Activist and photojournalist Esraa Al-Taweel has published a letter on Facebook in which she describes the suffering experienced by herself and the other girls detained in Egypt’s Al-Qanater Prison, which she calls the “graveyard of the living”. She disappeared on 1 June and her whereabouts was unknown for two weeks before she was spotted in the prison. Her arrest was detailed in an article published in mid-July.
“Today, 28 July, 2015 is the 58th day since my kidnapping and my 42nd day in Al-Qanater Prison,” she wrote on Facebook. “I still can’t wrap my head around what is happening, even though it’s been over two months since I was kidnapped. Until now, I still wake up terrified and cry and say I want to go home.”
Esraa starts her story from her interrogations by the state security services. “When I was with the state security, I felt like I was already dead. I felt like time had stopped. I was there for 15 days and I felt like I was in my grave, to the point that I would pray to God to revive me just like he will raise the dead from their graves. Yesterday, I was presented before the Supreme State Security Court and my detention was renewed for the fourth time for 15 days. I asked my lawyer to tell my sister I wanted a meal from McDonald’s, but the guard refused to let me do so.”
She explained that she was moved around in a large deportations van, with an escort in the front and one in the back. “I swear they are wasting their time and my time. I hate prison. Before prison, I used to think I feared nothing other than prison, but now I am not even afraid of prison any more.” The experience has led her to understand what people mean when they say that they don’t like prison but don’t fear it.
Al-Taweel mentioned her experience with the prison doctor when he was examining her. “Today, they sent me to a doctor in the prison named Mahmoud Ashour so he could examine my foot problem. He said that I had a permanent disability. I told him the story of my injury and said that I was continuously improving with physical therapy, but he insisted on his opinion and told me he doesn’t like to argue and that I should go back to my cell.”
However, she needs assistance to move about and can’t do so alone. “I am in a cell that is about 3 x 5 and full of cockroaches and insects. The food we have stays in the cell, along with our clothesline. It feels like we are living in a kitchen inside a bathroom on a bed. All the days here are the same; they are a copy of each other. Sometimes I think, why am I eating? What is making me survive and why am I surviving?”
Although during interrogation she simply wished to see her mother and family again, the teenage activist said that she feels as if the life inside is dying. “Every day I was there they would tell me, ‘You are going home; we know you and Omar were not involved in anything and you will be released.’ But every day they lie, I never went home.”
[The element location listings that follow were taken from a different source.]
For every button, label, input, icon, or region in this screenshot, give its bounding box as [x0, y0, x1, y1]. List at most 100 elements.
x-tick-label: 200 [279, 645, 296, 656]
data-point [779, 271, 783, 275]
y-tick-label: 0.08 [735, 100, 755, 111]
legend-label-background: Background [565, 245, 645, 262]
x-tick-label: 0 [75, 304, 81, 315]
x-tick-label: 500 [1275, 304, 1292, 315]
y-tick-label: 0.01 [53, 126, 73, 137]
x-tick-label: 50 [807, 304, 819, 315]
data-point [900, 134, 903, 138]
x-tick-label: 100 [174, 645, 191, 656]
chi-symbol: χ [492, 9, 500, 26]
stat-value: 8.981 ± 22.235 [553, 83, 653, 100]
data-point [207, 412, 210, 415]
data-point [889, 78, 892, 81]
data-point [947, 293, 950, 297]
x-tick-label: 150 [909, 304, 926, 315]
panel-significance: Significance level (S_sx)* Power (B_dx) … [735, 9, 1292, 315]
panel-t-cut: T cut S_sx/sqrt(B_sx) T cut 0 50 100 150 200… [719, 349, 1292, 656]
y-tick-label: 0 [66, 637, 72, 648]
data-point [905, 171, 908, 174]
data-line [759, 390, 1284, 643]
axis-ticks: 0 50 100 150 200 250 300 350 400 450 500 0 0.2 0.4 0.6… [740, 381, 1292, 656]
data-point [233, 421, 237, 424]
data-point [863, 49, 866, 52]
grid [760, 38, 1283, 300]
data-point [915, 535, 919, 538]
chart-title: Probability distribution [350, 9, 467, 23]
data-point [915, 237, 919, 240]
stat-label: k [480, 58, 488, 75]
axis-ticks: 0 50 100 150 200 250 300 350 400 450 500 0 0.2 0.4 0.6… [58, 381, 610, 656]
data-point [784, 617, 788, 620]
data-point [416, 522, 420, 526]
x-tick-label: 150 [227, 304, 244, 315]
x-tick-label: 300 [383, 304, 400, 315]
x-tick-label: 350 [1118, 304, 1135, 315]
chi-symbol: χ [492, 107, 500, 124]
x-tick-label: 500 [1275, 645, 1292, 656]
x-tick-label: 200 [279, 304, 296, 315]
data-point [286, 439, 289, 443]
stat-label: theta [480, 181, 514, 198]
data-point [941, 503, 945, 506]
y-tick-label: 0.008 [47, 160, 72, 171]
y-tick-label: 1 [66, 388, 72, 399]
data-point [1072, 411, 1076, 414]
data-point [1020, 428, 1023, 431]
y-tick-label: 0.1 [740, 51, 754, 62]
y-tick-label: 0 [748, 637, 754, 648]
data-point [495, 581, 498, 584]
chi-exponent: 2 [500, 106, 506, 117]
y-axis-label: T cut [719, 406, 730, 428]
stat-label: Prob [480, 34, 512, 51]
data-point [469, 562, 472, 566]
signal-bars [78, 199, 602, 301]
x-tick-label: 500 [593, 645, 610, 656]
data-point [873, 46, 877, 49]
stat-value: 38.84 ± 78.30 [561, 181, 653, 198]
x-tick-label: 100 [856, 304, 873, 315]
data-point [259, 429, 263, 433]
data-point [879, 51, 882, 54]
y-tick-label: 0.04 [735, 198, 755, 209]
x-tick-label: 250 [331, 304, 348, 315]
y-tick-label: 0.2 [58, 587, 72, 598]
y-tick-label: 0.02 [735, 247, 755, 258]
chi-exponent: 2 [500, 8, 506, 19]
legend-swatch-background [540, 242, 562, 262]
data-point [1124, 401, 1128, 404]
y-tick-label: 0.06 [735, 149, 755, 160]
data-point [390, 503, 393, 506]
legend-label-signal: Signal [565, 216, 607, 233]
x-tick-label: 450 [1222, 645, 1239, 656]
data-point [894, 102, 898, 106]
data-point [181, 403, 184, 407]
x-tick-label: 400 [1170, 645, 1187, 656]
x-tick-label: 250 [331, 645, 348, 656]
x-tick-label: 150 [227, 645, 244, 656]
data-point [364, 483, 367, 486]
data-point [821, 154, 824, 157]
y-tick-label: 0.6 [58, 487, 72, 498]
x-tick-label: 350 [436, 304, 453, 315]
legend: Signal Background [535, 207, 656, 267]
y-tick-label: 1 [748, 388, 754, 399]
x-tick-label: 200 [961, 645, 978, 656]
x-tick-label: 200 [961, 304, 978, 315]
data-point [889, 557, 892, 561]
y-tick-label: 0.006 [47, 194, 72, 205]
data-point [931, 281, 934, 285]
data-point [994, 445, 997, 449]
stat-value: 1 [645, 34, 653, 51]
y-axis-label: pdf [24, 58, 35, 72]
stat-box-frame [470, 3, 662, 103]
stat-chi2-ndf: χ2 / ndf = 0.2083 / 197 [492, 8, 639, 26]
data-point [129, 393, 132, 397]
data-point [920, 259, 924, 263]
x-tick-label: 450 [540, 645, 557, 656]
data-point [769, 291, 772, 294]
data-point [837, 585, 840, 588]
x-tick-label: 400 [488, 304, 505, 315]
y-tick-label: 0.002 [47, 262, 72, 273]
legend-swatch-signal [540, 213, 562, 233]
She is not allowed any books or radio; not even comic books. “Prison is very lifeless. The searches conducted by Kawther, Umm Yahya, Syed and Amer, ordered by the Detective Chief Inspector, make sure I do not bring anything in. I was even prohibited from bringing in my pictures. Prison is horrible and in it, life loses meaning. There is no life here and I feel like the dead. I only come alive during the visitation hour.”
The water in prison is horrible, she continued, causing skin infections. “It smells like sewerage, so we are forced to use bottled mineral water. Each one of us needs at least six large water bottles a day for drinking and personal use, such as washing our faces. They do not allow our parents to bring us water from outside because we must buy it from the prison. The electricity is cut off for three to four continuous hours in our cells in this hot weather. Our cells are full of insects, cockroaches, ants and worms and they multiply because our food is kept in our cells and we do not have refrigerators. Our families bought three refrigerators for our cell, but the prison administration has held on to them for months and they do not want to give them to us even though the paperwork is completed.”
In the “filthy” prison, Al-Taweel and her fellow political detainees also suffer from the ill-mannered behaviour of the felons. “They harass us physically and do bad things to us and to each other. Sometimes in the bathroom they completely undress and expose themselves to everyone. They are very dirty with each other and some of them harass us as well. However, the prison administration turns a blind eye to this behaviour.”
In her letter, Esraa Al-Taweel demanded her release. “I demand my release while they continue their investigations. If this is too much to ask, I ask that they at least put me under house arrest until they finish investigating the false accusations directed at me.”
By Arwa Ali
Translated from Rassd, 5 August, 2015.